| lists.openwall.net | lists / announce owl-users owl-dev john-users john-dev passwdqc-users yescrypt popa3d-users / oss-security kernel-hardening musl sabotage tlsify passwords / crypt-dev xvendor / Bugtraq Full-Disclosure linux-kernel linux-netdev linux-ext4 linux-hardening linux-cve-announce PHC | |
|
Open Source and information security mailing list archives
| ||
|
Date: Fri, 29 Sep 2006 09:52:00 +1000
From: Tim Burgess <burgesst@...y.com>
To: linux-kernel@...r.kernel.org
Subject: [PATCH] Fudge block count for 32-bit statfs() of large filesystems
Recently we have noticed that apps running in compatibility mode on
x86_64 could not statfs() the filesystem (e.g. just to check for free
space remaining). While it is true that these applications should
probably be using the 64-bit call, we have worked around the problem
with a fudge to compat.c enabling statfs() to return a larger block
size and a smaller block count.
I realise this is a horrible hack, just wanted to open a discussion
about possible alternatives!

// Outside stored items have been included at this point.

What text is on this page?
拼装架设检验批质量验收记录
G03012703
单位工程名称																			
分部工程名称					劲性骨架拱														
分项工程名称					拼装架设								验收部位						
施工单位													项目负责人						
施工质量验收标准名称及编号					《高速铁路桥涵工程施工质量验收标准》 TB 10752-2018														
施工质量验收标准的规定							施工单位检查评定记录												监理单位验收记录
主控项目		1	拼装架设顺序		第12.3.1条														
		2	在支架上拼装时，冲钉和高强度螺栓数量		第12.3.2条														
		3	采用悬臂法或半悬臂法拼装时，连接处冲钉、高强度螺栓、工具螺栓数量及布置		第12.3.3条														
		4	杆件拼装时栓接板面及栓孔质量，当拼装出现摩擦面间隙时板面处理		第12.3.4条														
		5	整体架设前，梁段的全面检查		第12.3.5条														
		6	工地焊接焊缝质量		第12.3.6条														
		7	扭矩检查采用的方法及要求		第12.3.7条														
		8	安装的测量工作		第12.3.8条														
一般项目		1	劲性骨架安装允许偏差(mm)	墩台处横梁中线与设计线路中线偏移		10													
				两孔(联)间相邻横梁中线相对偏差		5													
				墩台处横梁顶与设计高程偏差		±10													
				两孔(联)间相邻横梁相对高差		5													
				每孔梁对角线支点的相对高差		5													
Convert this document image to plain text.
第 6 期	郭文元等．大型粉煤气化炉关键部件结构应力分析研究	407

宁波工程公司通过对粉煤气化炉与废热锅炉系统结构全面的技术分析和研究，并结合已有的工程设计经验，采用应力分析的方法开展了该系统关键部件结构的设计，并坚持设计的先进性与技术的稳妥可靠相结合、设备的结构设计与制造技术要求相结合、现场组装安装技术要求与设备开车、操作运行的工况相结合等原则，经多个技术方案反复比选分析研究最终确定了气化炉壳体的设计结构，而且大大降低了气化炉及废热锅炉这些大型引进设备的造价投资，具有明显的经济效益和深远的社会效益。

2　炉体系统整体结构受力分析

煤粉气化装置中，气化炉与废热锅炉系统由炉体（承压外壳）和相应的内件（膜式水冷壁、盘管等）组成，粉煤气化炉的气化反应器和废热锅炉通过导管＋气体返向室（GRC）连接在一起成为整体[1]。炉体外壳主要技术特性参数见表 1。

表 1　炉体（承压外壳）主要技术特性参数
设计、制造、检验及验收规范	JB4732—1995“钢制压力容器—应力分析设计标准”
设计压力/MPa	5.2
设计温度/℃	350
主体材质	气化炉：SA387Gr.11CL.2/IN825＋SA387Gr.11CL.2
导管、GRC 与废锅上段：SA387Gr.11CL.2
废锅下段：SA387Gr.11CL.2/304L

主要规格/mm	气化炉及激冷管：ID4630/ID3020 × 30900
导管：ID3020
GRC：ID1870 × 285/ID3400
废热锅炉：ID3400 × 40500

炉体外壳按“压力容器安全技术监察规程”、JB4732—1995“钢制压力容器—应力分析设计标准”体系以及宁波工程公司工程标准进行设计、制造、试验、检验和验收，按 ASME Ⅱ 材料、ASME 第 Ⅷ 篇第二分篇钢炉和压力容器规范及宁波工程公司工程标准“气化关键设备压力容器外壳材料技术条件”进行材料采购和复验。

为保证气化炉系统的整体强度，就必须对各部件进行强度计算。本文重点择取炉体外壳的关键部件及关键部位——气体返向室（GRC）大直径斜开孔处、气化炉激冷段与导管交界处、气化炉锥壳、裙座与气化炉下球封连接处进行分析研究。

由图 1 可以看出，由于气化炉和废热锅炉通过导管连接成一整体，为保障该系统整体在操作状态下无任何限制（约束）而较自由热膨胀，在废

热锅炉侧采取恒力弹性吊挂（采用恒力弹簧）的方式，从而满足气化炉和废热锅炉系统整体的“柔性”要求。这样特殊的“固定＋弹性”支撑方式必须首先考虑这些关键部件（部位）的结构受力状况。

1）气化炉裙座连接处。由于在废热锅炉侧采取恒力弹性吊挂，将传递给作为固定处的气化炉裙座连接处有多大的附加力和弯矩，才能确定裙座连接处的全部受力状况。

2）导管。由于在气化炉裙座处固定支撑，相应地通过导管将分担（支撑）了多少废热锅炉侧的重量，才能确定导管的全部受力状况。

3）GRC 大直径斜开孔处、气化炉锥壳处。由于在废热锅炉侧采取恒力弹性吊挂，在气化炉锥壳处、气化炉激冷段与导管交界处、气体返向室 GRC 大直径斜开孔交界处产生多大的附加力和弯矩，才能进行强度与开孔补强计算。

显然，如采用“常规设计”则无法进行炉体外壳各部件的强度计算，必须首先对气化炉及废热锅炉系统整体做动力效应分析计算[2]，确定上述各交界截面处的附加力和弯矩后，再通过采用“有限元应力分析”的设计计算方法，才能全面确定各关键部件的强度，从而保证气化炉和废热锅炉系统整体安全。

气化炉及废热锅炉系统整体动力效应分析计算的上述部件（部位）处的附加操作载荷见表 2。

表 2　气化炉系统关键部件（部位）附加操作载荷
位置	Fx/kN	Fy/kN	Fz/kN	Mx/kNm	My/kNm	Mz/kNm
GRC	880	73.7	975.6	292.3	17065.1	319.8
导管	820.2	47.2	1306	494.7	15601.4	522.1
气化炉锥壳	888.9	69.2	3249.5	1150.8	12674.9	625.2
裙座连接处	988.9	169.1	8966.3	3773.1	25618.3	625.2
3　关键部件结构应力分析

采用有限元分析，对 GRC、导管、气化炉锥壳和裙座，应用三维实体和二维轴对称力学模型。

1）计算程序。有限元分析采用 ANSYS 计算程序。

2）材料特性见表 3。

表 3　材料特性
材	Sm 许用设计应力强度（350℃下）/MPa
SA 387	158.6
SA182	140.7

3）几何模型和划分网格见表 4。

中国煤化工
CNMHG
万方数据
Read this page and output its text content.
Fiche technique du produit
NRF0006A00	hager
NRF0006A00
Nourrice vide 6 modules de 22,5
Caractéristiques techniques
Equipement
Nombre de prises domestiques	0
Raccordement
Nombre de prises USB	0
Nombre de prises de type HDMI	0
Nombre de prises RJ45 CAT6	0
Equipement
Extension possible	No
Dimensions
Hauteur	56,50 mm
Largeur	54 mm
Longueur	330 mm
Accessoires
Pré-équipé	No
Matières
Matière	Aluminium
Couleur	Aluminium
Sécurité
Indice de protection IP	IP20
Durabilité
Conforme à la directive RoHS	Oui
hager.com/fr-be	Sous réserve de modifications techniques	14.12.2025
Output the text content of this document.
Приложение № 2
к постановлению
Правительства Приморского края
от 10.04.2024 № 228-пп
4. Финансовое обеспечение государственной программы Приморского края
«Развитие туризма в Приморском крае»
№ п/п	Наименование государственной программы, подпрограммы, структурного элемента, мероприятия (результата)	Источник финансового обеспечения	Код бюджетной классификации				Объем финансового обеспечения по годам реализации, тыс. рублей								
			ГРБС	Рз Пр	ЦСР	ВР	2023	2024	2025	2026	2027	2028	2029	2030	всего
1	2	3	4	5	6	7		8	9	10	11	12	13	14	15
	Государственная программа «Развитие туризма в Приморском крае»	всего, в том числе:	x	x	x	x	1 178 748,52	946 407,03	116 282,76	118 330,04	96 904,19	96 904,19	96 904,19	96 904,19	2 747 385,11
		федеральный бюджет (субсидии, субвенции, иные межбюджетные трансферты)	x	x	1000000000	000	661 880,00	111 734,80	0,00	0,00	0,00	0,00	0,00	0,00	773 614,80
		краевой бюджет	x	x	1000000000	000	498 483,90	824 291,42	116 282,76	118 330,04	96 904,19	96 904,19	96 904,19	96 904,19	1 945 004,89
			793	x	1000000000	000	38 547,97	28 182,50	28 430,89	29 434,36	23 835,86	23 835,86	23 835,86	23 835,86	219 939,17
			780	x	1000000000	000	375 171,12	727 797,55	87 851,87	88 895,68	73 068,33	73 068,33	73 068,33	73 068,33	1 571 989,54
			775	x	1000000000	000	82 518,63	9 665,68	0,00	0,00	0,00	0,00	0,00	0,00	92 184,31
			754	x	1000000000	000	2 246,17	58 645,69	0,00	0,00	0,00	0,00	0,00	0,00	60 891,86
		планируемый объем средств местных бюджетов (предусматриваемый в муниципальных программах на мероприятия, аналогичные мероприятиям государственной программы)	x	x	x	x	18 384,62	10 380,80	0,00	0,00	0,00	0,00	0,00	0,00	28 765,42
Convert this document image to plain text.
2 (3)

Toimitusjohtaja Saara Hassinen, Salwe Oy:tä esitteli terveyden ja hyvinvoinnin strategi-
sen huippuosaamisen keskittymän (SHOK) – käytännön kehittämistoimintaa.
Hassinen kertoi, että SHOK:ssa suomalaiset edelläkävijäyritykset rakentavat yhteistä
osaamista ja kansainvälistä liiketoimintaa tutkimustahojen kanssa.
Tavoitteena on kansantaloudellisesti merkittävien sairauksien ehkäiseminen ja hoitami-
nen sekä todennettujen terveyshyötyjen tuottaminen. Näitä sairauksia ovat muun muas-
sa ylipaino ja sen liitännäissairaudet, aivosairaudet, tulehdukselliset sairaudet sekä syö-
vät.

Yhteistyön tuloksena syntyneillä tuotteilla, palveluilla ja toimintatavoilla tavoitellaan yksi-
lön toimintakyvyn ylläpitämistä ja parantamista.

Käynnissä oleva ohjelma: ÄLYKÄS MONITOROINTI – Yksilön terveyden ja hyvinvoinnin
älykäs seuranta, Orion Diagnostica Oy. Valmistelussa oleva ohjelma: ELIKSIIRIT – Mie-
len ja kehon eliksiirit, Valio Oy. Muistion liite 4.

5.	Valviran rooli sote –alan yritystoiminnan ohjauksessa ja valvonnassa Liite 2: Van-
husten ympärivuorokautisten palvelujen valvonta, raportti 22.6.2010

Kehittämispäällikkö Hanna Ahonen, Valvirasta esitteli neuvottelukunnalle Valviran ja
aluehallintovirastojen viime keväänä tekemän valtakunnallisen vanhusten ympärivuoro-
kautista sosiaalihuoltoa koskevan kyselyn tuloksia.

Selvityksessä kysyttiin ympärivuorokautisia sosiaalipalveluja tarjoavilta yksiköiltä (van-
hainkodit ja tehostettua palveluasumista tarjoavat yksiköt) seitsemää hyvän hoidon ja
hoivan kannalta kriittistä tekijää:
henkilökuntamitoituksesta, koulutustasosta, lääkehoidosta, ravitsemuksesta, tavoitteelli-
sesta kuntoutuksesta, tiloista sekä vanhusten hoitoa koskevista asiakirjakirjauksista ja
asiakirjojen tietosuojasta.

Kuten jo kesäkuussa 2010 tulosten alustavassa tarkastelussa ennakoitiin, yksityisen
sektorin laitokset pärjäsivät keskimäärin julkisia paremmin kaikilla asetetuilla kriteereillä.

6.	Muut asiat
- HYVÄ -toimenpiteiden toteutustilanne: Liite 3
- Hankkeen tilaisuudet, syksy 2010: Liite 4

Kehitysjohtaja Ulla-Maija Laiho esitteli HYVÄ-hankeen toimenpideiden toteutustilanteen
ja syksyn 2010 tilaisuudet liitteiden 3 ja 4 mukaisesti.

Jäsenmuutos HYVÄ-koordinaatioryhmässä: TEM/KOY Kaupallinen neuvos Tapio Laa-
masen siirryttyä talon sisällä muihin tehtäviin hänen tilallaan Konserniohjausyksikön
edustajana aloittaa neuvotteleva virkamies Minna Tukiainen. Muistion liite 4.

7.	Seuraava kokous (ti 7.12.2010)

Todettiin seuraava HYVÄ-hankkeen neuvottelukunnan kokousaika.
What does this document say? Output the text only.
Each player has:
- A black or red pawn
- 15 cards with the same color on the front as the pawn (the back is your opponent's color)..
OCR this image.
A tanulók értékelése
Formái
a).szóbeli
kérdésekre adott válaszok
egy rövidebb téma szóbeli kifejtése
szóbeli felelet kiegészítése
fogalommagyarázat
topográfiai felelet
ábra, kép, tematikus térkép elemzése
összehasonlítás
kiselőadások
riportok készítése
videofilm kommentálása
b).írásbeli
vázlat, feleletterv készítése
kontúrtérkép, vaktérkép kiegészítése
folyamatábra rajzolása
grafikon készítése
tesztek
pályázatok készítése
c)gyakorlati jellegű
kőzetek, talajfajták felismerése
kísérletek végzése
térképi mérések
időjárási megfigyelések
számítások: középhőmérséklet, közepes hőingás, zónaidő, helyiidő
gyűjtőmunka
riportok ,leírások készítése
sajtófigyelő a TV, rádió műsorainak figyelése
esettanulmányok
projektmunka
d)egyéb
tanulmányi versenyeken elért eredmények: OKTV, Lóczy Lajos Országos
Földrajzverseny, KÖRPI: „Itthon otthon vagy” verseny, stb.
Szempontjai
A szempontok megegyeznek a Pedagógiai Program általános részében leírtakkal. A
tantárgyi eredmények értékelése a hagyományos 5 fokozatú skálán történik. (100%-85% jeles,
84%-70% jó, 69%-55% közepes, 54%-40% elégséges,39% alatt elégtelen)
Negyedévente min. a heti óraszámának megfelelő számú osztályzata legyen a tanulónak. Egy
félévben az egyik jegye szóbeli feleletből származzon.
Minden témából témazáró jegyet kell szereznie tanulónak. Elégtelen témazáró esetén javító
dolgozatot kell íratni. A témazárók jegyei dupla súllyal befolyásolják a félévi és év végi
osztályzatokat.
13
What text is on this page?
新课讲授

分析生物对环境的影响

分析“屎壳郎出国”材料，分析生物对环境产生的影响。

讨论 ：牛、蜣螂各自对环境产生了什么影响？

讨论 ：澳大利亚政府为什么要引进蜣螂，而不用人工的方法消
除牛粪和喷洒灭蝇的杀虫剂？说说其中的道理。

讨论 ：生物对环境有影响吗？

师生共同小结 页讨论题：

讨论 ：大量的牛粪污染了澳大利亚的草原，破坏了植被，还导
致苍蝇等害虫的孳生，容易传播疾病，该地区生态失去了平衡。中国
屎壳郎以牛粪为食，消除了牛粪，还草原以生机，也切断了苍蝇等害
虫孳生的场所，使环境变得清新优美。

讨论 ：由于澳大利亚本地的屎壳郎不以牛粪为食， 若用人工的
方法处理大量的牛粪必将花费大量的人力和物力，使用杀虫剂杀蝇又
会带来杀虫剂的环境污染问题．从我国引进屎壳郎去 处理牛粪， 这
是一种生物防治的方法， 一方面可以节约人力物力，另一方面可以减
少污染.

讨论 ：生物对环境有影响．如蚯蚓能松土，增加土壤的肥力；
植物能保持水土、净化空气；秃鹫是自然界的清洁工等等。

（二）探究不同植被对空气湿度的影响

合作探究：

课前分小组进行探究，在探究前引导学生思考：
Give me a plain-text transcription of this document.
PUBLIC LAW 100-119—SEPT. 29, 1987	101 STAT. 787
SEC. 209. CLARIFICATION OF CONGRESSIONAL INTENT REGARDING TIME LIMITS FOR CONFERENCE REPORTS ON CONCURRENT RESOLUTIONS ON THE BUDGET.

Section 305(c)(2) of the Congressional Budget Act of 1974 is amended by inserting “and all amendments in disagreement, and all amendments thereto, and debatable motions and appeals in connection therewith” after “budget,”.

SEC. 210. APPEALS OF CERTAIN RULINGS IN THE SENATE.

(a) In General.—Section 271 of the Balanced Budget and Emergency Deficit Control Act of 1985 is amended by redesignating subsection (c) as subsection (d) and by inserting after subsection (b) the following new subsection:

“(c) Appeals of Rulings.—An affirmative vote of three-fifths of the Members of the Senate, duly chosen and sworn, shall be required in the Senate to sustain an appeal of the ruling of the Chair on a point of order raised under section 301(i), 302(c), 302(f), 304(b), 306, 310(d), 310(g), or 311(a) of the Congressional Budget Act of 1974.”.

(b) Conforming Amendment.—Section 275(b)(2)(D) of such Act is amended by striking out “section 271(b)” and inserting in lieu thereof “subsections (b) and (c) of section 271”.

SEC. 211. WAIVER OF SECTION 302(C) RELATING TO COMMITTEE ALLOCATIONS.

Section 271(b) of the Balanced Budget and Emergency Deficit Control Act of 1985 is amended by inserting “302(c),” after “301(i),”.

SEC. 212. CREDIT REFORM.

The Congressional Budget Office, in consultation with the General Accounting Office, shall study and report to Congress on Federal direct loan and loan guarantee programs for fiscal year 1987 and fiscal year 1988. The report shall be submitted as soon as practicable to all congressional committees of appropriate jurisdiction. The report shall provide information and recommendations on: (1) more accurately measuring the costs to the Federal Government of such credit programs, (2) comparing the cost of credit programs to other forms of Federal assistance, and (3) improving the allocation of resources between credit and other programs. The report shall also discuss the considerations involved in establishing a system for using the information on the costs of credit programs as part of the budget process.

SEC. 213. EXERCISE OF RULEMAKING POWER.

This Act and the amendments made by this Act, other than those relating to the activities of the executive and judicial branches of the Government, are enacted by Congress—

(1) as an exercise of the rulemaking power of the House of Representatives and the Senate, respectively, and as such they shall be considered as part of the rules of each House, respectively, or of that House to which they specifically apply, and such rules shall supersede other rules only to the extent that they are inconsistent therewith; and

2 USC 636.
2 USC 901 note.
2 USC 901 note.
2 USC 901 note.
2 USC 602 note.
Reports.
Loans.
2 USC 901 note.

In i386 Linux the filesystem code
itself is able to make the decision to return bogus values (since it
knows the caller is 32-bit), but in x86_64 it appears that the
filesystem-specific code is unable to distinguish between 32- and 64-
bit callers.
The patch is untested, but we are currently testing a slightly
different but equivalent patch to a Redhat Enterprise Linux kernel.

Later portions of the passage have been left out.